Guha then brings us to current events. He claims that Octovio Paz would have been the “first to acknowledge” that Hamas’ methods have been “more fanatical and abominable” than those of the PLO. But at the same time, he says, Paz would not excuse the “brutal intransigence” of the Israeli military or the legitimacy of the Palestinian cause. These are not Paz’s words, but Guha’s thoughts. The choice of language is insightful: Hamas’ tactics to resist occupation are “fanatical and abominable” but a live-streamed genocide by an occupier is only a “brutal intransigence.”

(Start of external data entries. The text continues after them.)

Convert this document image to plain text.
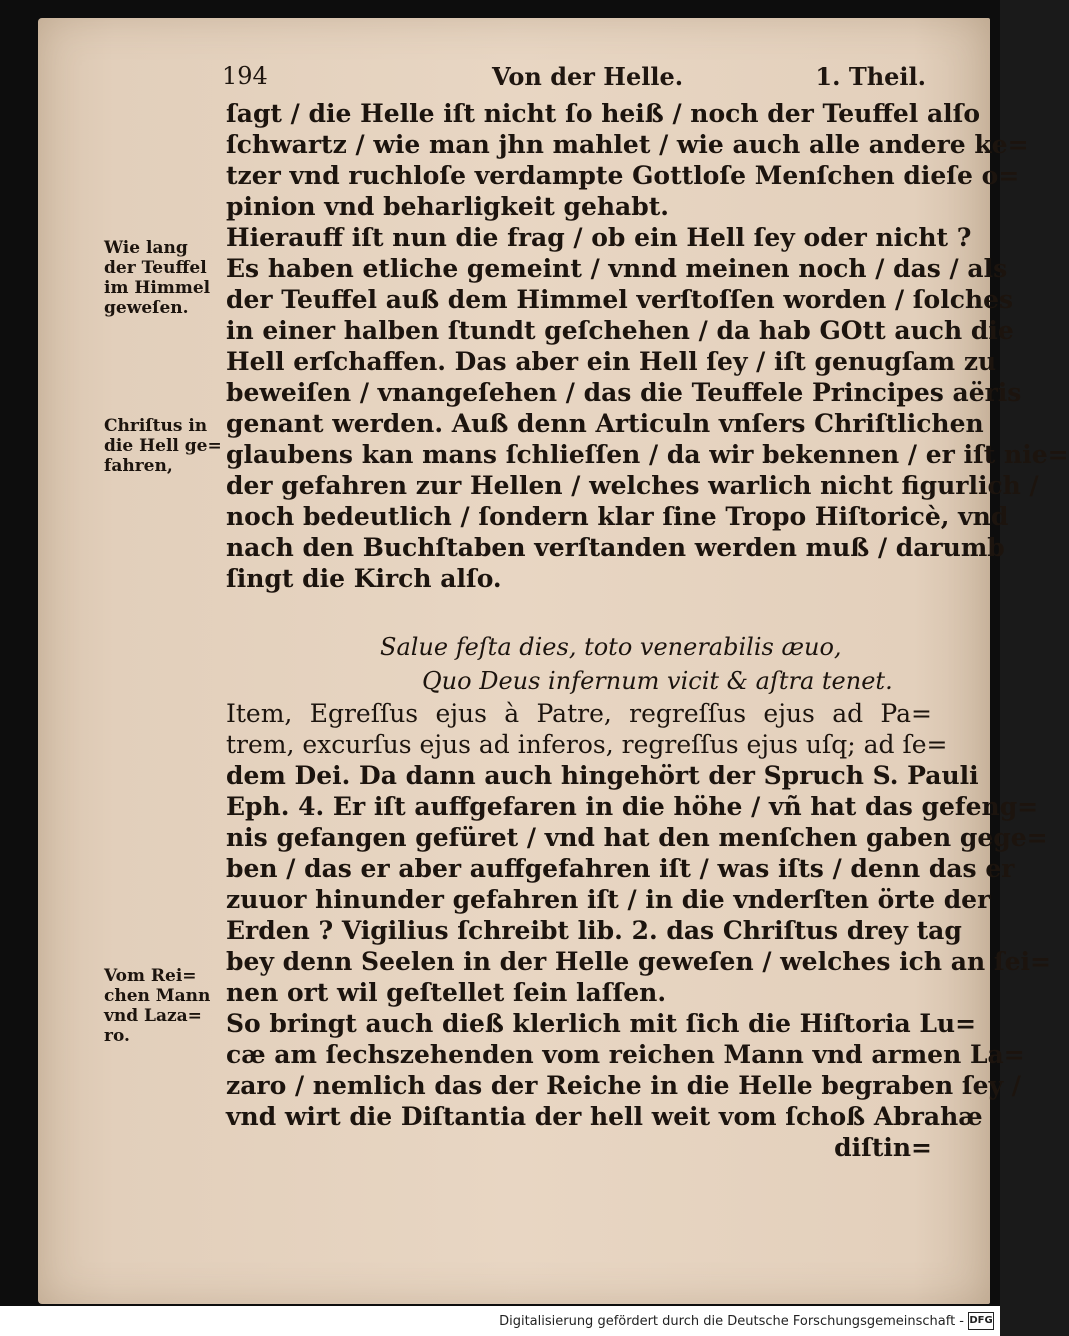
194	Von der Helle.	1. Theil.
Wie lang
der Teuffel
im Himmel
geweſen.
Chriſtus in
die Hell ge=
fahren,
Vom Rei=
chen Mann
vnd Laza=
ro.
ſagt / die Helle iſt nicht ſo heiß / noch der Teuffel alſo
ſchwartz / wie man jhn mahlet / wie auch alle andere ke=
tzer vnd ruchloſe verdampte Gottloſe Menſchen dieſe o=
pinion vnd beharligkeit gehabt.
Hierauff iſt nun die frag / ob ein Hell ſey oder nicht ?
Es haben etliche gemeint / vnnd meinen noch / das / als
der Teuffel auß dem Himmel verſtoſſen worden / ſolches
in einer halben ſtundt geſchehen / da hab GOtt auch die
Hell erſchaffen. Das aber ein Hell ſey / iſt genugſam zu
beweiſen / vnangeſehen / das die Teuffele Principes aëris
genant werden. Auß denn Articuln vnſers Chriſtlichen
glaubens kan mans ſchlieſſen / da wir bekennen / er iſt nie=
der gefahren zur Hellen / welches warlich nicht figurlich /
noch bedeutlich / ſondern klar ſine Tropo Hiſtoricè, vnd
nach den Buchſtaben verſtanden werden muß / darumb
ſingt die Kirch alſo.
Salue feſta dies, toto venerabilis æuo,
Quo Deus infernum vicit & aſtra tenet.
Item, Egreſſus ejus à Patre, regreſſus ejus ad Pa=
trem, excurſus ejus ad inferos, regreſſus ejus uſq; ad ſe=
dem Dei. Da dann auch hingehört der Spruch S. Pauli
Eph. 4. Er iſt auffgefaren in die höhe / vñ hat das gefeng=
nis gefangen gefüret / vnd hat den menſchen gaben gege=
ben / das er aber auffgefahren iſt / was iſts / denn das er
zuuor hinunder gefahren iſt / in die vnderſten örte der
Erden ? Vigilius ſchreibt lib. 2. das Chriſtus drey tag
bey denn Seelen in der Helle geweſen / welches ich an ſei=
nen ort wil geſtellet ſein laſſen.
So bringt auch dieß klerlich mit ſich die Hiſtoria Lu=
cæ am ſechszehenden vom reichen Mann vnd armen La=
zaro / nemlich das der Reiche in die Helle begraben ſey /
vnd wirt die Diſtantia der hell weit vom ſchoß Abrahæ
diſtin=
Digitalisierung gefördert durch die Deutsche Forschungsgemeinschaft - DFG
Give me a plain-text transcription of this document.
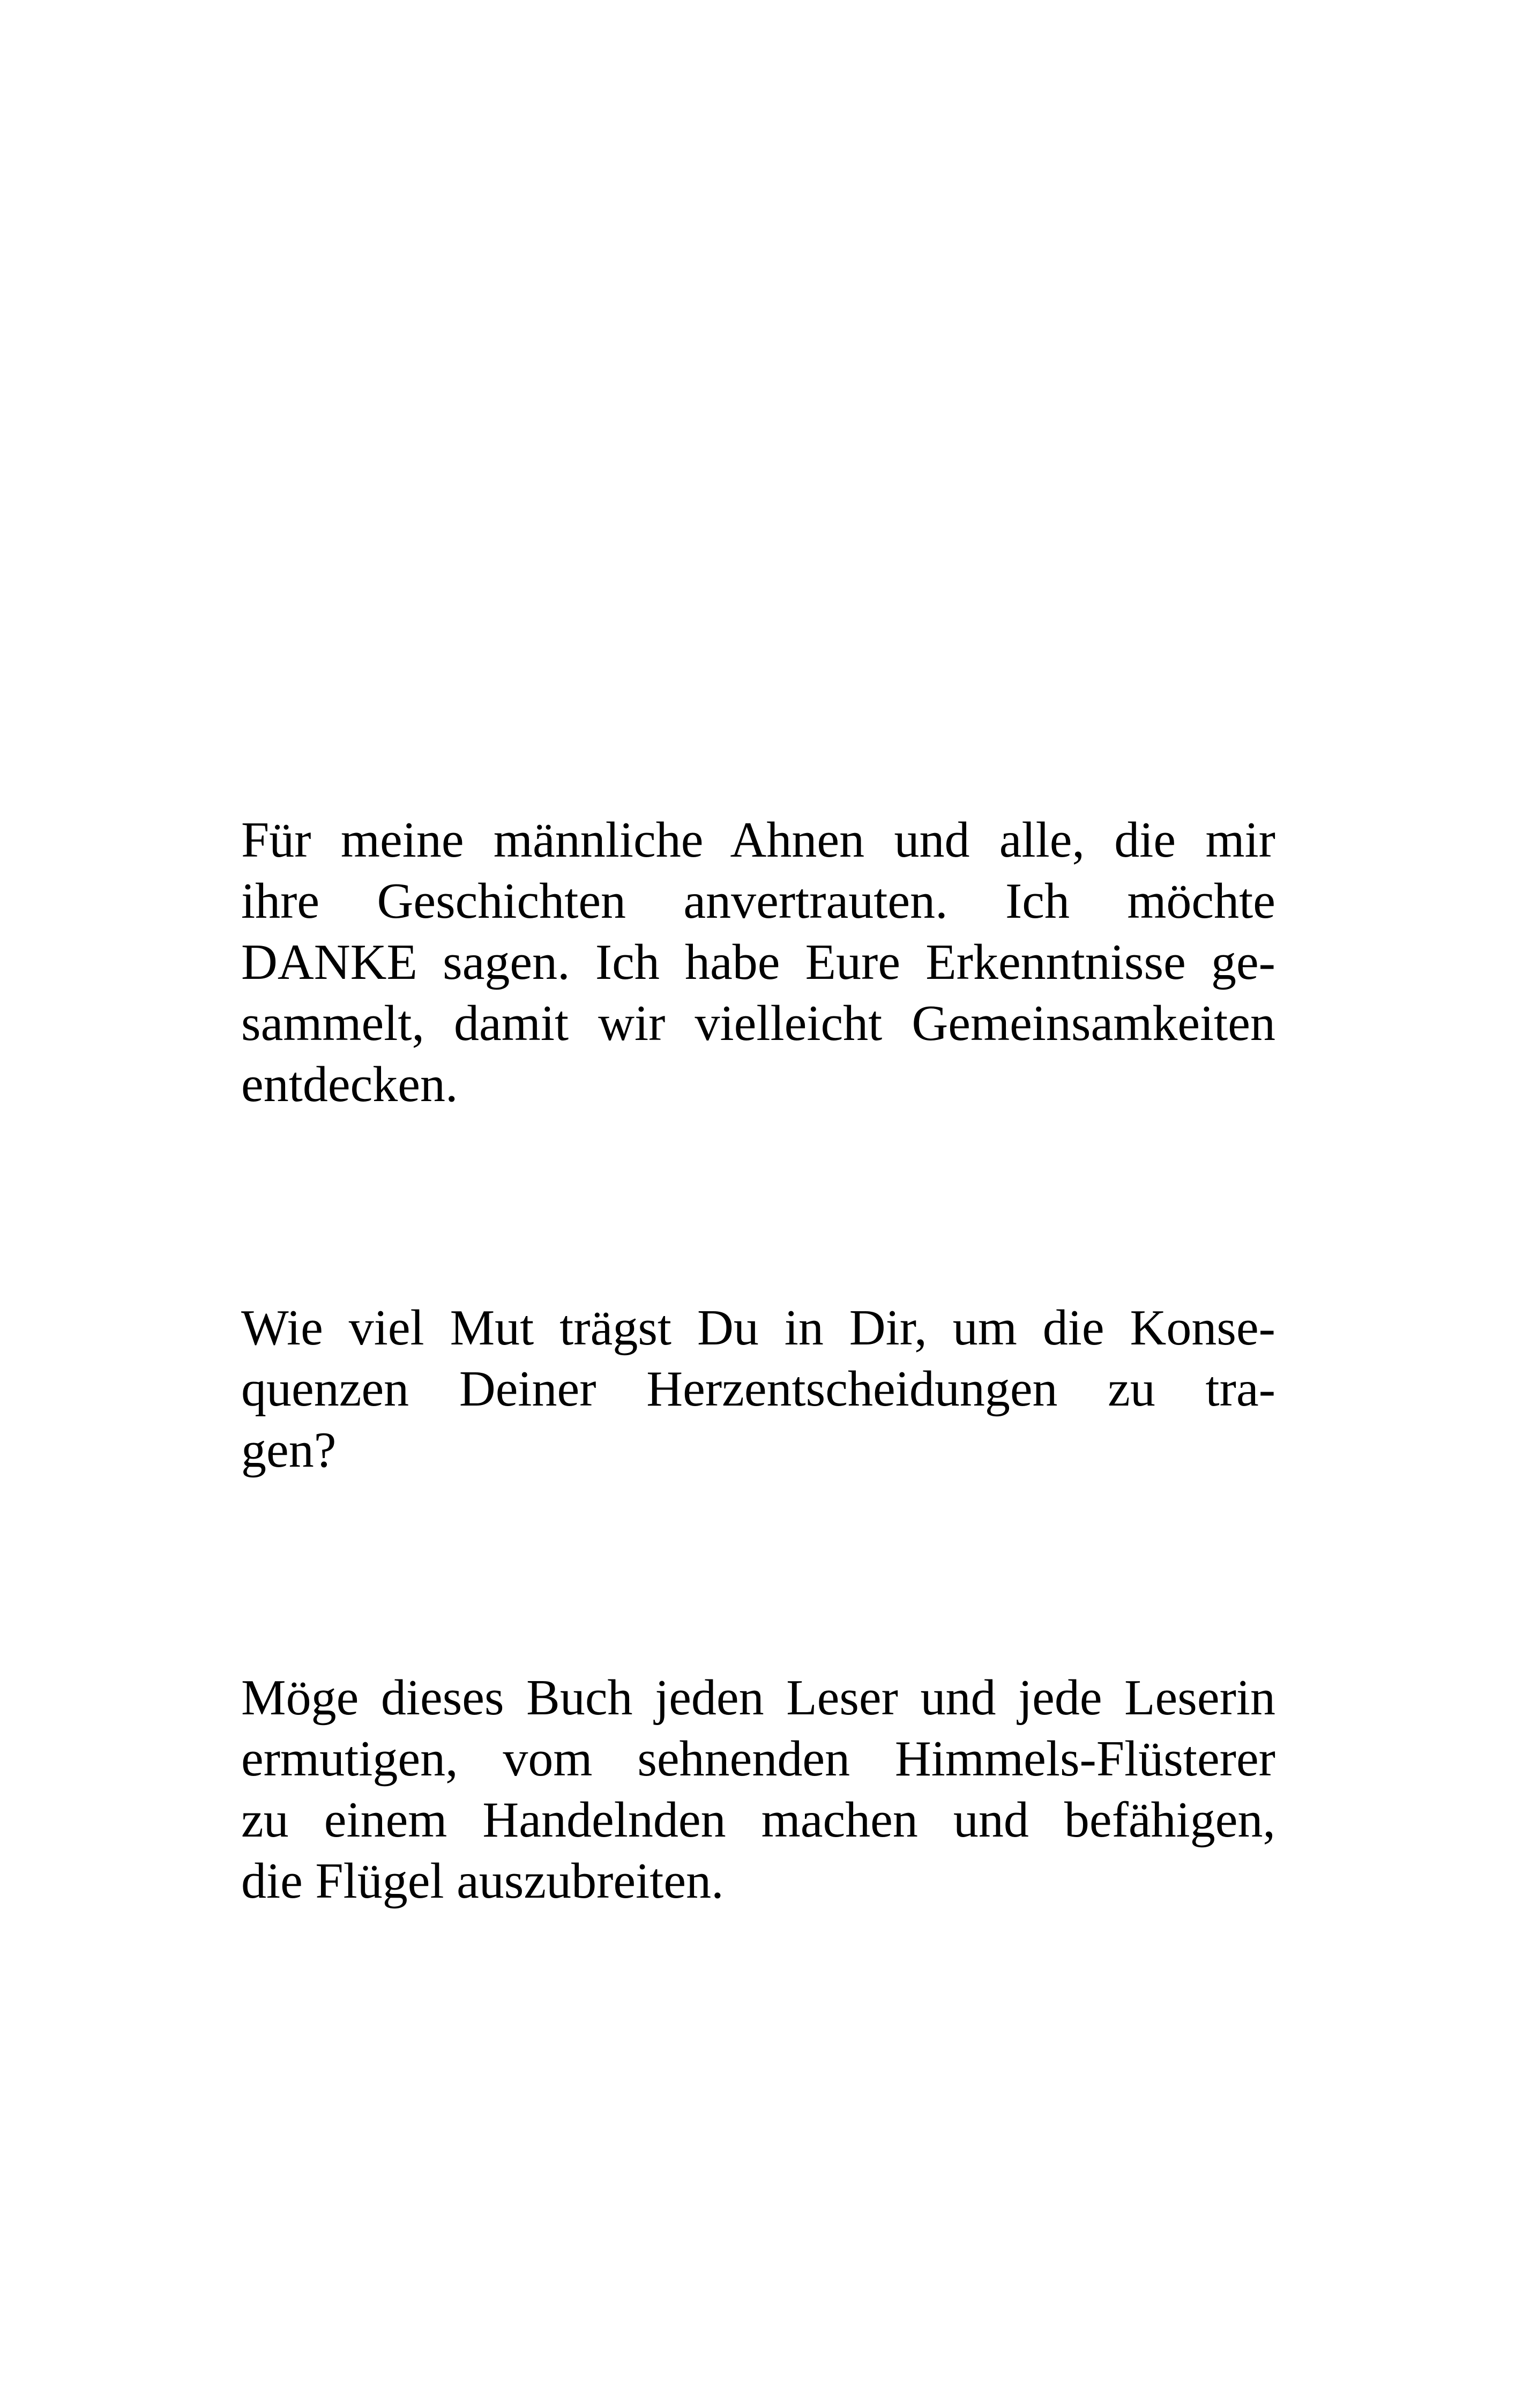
Für meine männliche Ahnen und alle, die mir
ihre Geschichten anvertrauten. Ich möchte
DANKE sagen. Ich habe Eure Erkenntnisse ge-
sammelt, damit wir vielleicht Gemeinsamkeiten
entdecken.

Wie viel Mut trägst Du in Dir, um die Konse-
quenzen Deiner Herzentscheidungen zu tra-
gen?

Möge dieses Buch jeden Leser und jede Leserin
ermutigen, vom sehnenden Himmels-Flüsterer
zu einem Handelnden machen und befähigen,
die Flügel auszubreiten.
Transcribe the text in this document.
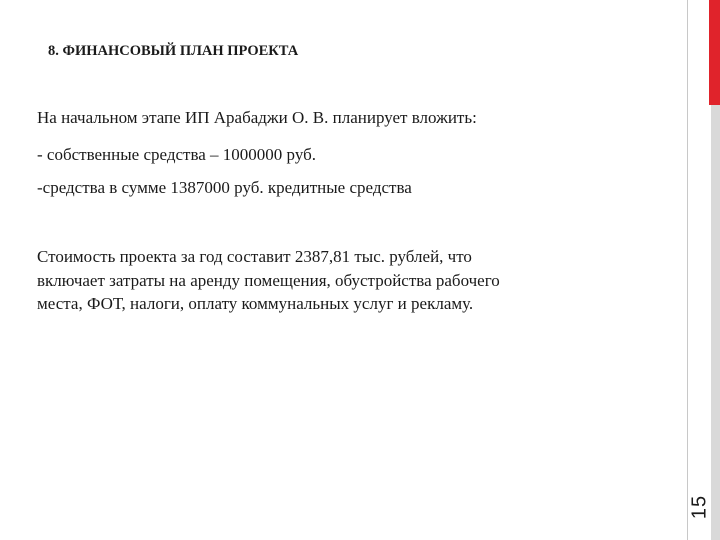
8. ФИНАНСОВЫЙ ПЛАН ПРОЕКТА
На начальном этапе ИП Арабаджи О. В. планирует вложить:
- собственные средства – 1000000 руб.
-средства в сумме 1387000 руб. кредитные средства
Стоимость проекта за год составит 2387,81 тыс. рублей, что
включает затраты на аренду помещения, обустройства рабочего
места, ФОТ, налоги, оплату коммунальных услуг и рекламу.
15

Guha says that over 30 years, “Israel has gone – politically, economically, and territorially – from strength to strength”. However, it is not clear what Guha is trying to do with the phrase “strength to strength”. The choice of the wording is puzzling, especially since human rights organisations (including Israeli ones) and the United nations have condemned Israel for an illegal occupation of Palestinian territory and a brutal blockade of Gaza for many years.
Since October 2023, human rights organisations, the United Nations and the International Court of Justice have accused Israel of having committed at minimum war-crimes in Gaza and in many cases even affirmed that it is committing a genocide.
Only someone with ideological blinders would describe Israel’s occupation over 30 years (and much further back), as having gone from “strength to strength”. An accurate assessment, backed by international law, would more appropriately characterise Israel as having gone from “illegal occupation to genocide”.
The last paragraph in Guha’s article is platitudinous. Anyone with a modicum of understanding of world affairs knows the Nazi Holocaust was not the whole world’s doing. We do not need an eminent historian to tell us that.
As for the Arab-Israeli conflict, we would expect a perspective that draws from the factual record, admirably presented by historians and analysts of the conflict, some of whom we have mentioned. And if the logic of reparations owed by western countries to the Palestinian people for having supported Israel is to be accepted, one hopes for an explanation from the historian – in the light of his accurate observation made earlier about the current Indian government’s “uncritical support” of Israel – as to why our own country must be excluded from culpability.